Брэдфорд смотрел на нее, ослепленный и оглушенный. Как такое могло случиться? Ладони горели, пальцы сводило судорогой. И все равно он не верил, что оказался способен на это. Неужели он действительно пытался задушить ее? Неужели Беатрис ударила его этой тяжелой штукой по голове? Такое могло присниться только в страшном сне, но он лежал на полу, а она смотрела на него сверху вниз с выражением крайнего отвращения на красивом лице, которое сейчас превратилось в маску ужаса и ненависти. Нет, все это было на самом деле.
Тут распахнулась дверь, на пороге появились Реджи и Изабель.
– Что, черт возьми, тут происходит? – спросил Реджи. – Беатрис, что с тобой? Ты в порядке?
Брэдфорд старался не глядеть на них. Он лежал на полу и по-прежнему смотрел на Беатрис снизу вверх с умоляющим видом.
– Беатрис, – разбитым голосом пробормотал он. – Прости меня. Я не хотел. Но ты должна поверить, я правда тебя люблю. Прошу, поверь.
– Вставай и убирайся отсюда, – прошипела она. – А ну, пошел вон, тебе говорят!
Брэдфорд неловко поднялся на ноги, оглушенный и дезориентированный, и бросился вон из комнаты мимо Реджи и Изабель. Перед его глазами танцевали черные точки.
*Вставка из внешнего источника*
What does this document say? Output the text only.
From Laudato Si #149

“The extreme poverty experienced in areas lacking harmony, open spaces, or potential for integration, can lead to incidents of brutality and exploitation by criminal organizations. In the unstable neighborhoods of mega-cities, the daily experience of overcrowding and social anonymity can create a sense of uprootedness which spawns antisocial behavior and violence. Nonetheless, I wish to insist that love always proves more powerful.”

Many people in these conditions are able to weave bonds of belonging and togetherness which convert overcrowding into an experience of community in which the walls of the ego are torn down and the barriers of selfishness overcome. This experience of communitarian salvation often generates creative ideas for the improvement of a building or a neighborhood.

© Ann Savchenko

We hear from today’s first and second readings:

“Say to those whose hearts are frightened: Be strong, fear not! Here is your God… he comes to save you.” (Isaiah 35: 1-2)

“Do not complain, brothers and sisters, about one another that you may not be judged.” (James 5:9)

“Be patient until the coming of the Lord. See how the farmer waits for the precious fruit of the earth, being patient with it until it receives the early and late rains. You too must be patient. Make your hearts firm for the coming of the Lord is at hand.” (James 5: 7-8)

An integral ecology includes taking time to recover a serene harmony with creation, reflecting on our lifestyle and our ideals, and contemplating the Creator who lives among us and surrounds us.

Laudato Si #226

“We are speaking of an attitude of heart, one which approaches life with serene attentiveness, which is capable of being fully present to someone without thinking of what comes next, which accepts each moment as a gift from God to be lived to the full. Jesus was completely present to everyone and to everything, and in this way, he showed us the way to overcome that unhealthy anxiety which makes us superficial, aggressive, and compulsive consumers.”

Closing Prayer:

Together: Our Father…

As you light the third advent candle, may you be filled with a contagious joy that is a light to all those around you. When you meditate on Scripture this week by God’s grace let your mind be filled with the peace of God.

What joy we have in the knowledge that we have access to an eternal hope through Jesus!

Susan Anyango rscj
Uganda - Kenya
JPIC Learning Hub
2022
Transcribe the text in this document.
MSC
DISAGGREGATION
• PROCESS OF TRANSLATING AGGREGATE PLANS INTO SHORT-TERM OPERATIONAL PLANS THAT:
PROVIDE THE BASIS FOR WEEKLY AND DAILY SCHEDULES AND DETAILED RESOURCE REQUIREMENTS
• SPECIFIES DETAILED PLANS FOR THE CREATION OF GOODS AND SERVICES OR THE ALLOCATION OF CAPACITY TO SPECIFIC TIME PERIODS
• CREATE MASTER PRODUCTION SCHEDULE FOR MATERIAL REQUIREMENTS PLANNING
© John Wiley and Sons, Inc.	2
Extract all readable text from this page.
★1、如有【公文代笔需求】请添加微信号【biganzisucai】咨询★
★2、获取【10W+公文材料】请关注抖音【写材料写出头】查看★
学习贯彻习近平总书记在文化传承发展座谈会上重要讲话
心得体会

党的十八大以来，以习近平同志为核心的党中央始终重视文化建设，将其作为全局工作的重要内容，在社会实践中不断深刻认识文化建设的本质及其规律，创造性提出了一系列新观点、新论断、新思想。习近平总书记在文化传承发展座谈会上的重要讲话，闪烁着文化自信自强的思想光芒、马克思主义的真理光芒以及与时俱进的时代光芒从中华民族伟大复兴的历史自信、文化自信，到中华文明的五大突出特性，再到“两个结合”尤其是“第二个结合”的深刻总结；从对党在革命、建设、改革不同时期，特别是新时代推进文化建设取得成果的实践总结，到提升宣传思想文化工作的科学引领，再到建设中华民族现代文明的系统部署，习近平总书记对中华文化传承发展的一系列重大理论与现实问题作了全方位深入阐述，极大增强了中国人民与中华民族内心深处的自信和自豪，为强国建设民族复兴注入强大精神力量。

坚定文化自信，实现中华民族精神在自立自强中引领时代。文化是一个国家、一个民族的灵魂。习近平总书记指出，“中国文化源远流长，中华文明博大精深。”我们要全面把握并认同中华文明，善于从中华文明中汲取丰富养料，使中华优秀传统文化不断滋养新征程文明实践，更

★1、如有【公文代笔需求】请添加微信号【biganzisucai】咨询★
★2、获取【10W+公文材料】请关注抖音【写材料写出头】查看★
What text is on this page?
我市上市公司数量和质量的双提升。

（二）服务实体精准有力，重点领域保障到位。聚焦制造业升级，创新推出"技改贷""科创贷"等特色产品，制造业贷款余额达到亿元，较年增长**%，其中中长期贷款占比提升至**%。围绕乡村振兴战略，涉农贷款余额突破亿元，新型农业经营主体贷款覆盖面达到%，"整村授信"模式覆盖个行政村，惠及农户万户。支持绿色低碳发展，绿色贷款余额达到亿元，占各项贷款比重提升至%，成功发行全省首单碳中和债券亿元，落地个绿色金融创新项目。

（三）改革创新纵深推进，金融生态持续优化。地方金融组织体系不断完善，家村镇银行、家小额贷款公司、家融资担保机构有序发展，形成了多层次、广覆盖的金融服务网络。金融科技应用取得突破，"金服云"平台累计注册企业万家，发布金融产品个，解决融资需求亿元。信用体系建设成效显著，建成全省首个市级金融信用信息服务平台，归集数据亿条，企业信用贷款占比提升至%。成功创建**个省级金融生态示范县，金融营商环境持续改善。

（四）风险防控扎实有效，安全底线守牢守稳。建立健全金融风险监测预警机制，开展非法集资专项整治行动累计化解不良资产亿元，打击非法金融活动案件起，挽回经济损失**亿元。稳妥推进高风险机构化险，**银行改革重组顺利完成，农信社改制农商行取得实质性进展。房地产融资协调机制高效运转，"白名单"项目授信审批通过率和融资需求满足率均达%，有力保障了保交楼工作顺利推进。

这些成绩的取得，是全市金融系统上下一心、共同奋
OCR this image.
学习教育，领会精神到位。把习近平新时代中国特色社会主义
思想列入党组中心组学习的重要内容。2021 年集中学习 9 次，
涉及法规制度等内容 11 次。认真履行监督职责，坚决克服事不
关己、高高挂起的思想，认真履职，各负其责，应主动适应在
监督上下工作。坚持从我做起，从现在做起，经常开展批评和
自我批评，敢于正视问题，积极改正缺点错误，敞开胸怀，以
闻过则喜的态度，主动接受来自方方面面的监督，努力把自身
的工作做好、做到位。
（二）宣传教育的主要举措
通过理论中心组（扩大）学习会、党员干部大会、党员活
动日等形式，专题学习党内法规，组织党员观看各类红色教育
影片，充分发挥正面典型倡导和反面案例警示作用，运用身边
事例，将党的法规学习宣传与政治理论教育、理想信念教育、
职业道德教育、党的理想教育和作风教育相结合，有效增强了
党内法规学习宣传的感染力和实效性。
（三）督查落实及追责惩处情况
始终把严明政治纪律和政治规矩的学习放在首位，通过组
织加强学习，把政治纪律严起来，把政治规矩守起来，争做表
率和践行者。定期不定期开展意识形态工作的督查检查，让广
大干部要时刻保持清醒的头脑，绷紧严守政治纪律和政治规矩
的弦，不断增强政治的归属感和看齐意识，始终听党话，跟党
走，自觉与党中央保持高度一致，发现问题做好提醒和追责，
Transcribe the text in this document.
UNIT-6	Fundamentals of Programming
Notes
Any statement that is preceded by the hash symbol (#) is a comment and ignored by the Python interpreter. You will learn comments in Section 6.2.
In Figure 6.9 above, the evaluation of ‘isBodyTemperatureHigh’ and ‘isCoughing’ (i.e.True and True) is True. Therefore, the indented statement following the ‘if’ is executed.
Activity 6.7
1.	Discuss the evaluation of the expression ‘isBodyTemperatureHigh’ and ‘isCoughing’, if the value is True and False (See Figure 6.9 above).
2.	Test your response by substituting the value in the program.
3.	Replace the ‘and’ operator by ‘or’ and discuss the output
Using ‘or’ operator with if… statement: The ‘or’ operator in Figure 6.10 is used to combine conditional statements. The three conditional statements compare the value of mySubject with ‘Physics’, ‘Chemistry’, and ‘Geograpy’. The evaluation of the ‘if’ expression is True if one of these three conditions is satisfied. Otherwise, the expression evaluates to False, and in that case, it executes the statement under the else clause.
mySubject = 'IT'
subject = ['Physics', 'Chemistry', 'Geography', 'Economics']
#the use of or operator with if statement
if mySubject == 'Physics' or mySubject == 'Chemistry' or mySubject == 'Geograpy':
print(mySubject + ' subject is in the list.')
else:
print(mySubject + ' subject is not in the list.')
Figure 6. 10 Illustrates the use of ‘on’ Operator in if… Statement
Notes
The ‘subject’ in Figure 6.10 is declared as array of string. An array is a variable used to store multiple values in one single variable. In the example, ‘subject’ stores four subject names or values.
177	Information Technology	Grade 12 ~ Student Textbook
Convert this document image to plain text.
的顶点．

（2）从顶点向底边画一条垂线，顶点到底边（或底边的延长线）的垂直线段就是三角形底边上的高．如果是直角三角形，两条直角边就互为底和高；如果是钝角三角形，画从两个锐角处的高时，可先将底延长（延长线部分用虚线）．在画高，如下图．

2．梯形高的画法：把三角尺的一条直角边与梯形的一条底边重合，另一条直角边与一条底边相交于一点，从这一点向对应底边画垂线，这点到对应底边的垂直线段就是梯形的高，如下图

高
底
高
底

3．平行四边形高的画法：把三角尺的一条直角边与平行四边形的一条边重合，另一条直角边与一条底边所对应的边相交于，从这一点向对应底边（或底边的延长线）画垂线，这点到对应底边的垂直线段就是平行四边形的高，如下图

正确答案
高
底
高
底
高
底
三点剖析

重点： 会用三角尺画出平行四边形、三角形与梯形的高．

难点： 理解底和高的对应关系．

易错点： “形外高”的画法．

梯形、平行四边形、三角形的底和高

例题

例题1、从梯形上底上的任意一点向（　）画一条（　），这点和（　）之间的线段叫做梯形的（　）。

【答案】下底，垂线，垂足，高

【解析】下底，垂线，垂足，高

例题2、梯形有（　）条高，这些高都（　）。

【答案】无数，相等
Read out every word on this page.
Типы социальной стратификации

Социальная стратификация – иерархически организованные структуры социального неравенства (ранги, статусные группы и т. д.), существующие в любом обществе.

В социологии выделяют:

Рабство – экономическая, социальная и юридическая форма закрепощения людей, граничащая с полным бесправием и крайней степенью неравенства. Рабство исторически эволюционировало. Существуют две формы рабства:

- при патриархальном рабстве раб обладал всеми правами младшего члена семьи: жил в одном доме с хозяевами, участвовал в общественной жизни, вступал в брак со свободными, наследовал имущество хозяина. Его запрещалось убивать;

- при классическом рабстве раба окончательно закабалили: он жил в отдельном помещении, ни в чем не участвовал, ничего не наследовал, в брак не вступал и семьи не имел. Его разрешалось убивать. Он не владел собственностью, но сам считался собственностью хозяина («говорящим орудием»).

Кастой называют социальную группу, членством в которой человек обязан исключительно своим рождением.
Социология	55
Однако боль в голове была несравнима с болью в сердце. Рухнул весь его мир, все, ради чего он жил».
Я закрыла книгу и посмотрела на Майло. Тот выпустил изо рта струйку дыма и, похоже, был ничуть не впечатлен.
– Просто абсолютная мерзость, – заметил он. – Неудивительно, что Изабель была вынуждена уехать из страны после ее публикации.
– Да, она, конечно, не Диккенс, – сказала я. – И тем не менее есть в этой истории нечто притягательное. Брэдфорд Гленн пытался убить Беатрис. Поэтому неудивительно, что она не захотела общаться с ним после убийства. И Изабель стала свидетелем этой сцены. Теперь становится ясно, почему все они подумали, будто именно Брэдфорд убил Эдвина Грина. Он доказал, что способен на насильственные действия.
– Если только это случилось на самом деле.
– По-моему, все описано весьма реалистично.
– Но ведь это роман, любовь моя. Как ты не понимаешь, она просто выдумала все это.
– Возможно, – отозвалась я, хоть и была с ним не согласна. Изабель вполне могла сочинить всю эту сцену конфронтации, но с какой целью? Ведь она искусно создала образы всех героев, присутствовавших в Лайонсгейте, и сходство с реальными людьми было неоспоримо. Эта сцена столкновения Беатрис и Брэдфорда доказывала, что у последнего имелся мотив убить Эдвина Грина.
– Изабель включила эту сцену специально, – произнесла я. Снова открыла книгу и посмотрела на начало новой главы. – Чтобы показать, что у Брэдфорда появился мотив убить Эдвина Грина.
– Или просто потому, что знала: она заработает кучу денег, эксплуатируя и приукрашивая чужую трагедию. Вот уж не думал, что сочинять романы – такое выгодное занятие. Может, мне тоже стоит начать писать? Скажи, дорогая, ты не разлюбишь меня, если будешь видеть скрюченным за письменным столом и с пальцами, перепачканными чернилами?
– Вроде бы в наши дни принято приглашать машинистку, – заметила я, переворачивая страницу.
– Тогда обзаведусь секретаршей.
Я подняла на него глаза:
– И непременно молоденькой и хорошенькой?
– Естественно.
– В таком случае я запрещаю тебе становиться писателем.
– И таким образом положишь конец моей карьере прославленного романиста еще до того, как она успеет начаться.
– Думаю, вполне достаточно того, что ты у меня красив и богат.